With this level of access to the microbiome, the appeal for big pharma is obvious and further billion-dollar investment deals are likely as the technology progresses.

“What that means in a practical sense,” continues Pompliano, “is that we can access the full 100% of biosynthetic capability that is present in bacterial microbiome. That’s what our partners and potential partners place high value on. Sean Brady’s lab has isolated a number of molecules using this approach and we felt it was time to make it more directly applicable and bring the power of investment to industrialise the process.”

Whereas traditional approaches have only enabled researchers to access the 1% of organisms that could be grown in a lab, Lodo's technology has the potential to unlock the other 99%.

Rowen is reticent about offering specifics on Genentech’s objectives, but believes it will enable the company to develop transformative medicines in completely new ways, and to discover novel molecules with activity against historically intractable disease targets.

“The Lodo approach offers significant advantages and although we're not disclosing details about targets, we may elect to expand the collaboration in the future. We are not limited by disease area.”

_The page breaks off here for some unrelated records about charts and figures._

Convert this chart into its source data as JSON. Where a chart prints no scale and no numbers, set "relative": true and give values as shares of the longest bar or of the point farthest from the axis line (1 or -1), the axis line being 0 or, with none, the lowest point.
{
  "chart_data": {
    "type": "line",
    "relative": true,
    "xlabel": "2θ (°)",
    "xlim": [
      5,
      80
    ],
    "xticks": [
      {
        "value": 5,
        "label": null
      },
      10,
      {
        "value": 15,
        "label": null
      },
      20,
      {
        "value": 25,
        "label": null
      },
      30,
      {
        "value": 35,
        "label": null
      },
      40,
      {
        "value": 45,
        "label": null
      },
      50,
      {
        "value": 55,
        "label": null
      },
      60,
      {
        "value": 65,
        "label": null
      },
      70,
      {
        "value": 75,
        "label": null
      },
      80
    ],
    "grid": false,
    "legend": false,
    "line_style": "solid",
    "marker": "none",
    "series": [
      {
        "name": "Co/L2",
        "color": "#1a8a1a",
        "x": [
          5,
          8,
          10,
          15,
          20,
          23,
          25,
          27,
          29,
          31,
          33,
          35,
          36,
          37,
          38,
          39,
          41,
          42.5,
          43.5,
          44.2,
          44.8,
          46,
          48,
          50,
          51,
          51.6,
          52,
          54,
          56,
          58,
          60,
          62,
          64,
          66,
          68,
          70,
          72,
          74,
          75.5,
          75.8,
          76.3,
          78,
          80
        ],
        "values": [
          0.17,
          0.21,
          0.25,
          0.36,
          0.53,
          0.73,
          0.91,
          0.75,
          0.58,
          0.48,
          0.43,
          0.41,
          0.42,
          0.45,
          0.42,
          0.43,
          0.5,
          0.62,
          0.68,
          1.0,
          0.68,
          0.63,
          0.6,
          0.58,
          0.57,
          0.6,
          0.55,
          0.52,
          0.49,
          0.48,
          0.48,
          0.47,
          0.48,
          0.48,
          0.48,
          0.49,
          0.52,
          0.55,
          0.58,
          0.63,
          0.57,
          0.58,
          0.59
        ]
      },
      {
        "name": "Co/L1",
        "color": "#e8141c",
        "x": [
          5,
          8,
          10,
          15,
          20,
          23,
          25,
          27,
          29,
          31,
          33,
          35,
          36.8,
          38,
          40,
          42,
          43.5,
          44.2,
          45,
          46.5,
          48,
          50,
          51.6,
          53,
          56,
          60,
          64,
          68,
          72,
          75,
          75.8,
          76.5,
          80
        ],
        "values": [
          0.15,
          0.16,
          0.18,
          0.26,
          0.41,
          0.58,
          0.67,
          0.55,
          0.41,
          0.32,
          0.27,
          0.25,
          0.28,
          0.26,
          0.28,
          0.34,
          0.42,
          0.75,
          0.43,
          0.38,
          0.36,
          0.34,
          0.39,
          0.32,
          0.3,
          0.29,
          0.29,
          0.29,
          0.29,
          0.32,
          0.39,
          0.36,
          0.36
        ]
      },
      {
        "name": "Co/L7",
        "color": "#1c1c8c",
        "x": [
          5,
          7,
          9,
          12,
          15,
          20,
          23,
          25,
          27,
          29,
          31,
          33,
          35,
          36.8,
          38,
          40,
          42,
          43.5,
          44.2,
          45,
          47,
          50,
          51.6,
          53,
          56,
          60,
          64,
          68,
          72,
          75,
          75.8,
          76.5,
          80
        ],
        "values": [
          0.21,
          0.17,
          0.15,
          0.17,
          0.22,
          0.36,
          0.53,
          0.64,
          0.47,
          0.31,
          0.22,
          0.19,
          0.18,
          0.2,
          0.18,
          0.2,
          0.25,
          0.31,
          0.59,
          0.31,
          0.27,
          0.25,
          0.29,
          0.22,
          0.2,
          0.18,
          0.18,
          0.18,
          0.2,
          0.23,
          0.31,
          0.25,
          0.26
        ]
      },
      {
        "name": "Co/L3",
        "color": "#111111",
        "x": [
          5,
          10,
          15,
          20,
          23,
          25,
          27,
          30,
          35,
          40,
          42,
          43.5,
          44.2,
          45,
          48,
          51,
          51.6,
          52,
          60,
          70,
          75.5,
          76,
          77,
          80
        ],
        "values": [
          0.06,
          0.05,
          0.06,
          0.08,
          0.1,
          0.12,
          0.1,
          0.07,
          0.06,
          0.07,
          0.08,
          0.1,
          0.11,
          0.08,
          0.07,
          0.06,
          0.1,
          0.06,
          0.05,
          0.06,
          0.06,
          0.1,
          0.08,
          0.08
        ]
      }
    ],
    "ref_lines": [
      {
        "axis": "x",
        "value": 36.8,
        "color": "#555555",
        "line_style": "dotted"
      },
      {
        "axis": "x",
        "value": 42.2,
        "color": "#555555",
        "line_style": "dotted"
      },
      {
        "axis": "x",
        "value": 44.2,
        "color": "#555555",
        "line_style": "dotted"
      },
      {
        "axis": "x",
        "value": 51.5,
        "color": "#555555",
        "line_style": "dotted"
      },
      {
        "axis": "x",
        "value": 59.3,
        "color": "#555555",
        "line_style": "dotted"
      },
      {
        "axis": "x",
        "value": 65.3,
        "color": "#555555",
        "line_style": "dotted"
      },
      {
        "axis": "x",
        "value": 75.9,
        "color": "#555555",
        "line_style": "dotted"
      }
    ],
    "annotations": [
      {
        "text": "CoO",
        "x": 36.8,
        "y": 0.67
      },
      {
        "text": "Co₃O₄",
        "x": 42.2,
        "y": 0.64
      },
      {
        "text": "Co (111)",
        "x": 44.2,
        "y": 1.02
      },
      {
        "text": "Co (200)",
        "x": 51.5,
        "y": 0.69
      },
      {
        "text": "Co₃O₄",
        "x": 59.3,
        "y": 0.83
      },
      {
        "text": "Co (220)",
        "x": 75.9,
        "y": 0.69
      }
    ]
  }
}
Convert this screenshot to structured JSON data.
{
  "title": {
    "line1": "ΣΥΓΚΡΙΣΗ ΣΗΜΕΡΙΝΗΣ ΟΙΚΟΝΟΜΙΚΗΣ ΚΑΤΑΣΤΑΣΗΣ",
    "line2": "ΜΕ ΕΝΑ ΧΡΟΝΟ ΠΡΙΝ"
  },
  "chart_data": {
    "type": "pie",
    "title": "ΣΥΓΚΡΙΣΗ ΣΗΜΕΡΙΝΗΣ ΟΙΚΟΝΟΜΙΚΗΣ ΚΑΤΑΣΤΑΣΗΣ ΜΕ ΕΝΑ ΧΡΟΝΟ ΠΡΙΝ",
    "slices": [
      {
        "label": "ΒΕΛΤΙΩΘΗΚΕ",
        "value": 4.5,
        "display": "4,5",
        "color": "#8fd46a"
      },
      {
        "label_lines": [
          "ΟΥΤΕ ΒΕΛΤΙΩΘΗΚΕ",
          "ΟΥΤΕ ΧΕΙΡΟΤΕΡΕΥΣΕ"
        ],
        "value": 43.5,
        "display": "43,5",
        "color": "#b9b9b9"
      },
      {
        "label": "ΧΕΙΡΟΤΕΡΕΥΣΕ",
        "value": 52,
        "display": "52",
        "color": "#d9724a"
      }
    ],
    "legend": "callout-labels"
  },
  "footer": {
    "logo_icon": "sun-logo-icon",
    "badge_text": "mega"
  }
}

Lodo is also cautious about future developments, but it is clear that the technology has the potential to be a game-changer for the industry.

“We would be very happy if we could identify biosynthetic clusters in any type of environmental sample and rapidly produce the molecules that are encoded by them,” Pompliano concludes. “There are hurdles to making this a really super-efficient method, which is partly why our company was founded to work on the industrialisation of the process.

"Our ultimate goal is to leverage the full biosynthetic capability of nature to produce a steady stream of medicines that treat diseases of unmet need – 100% of the bacterial microbiome instead of just 1%.”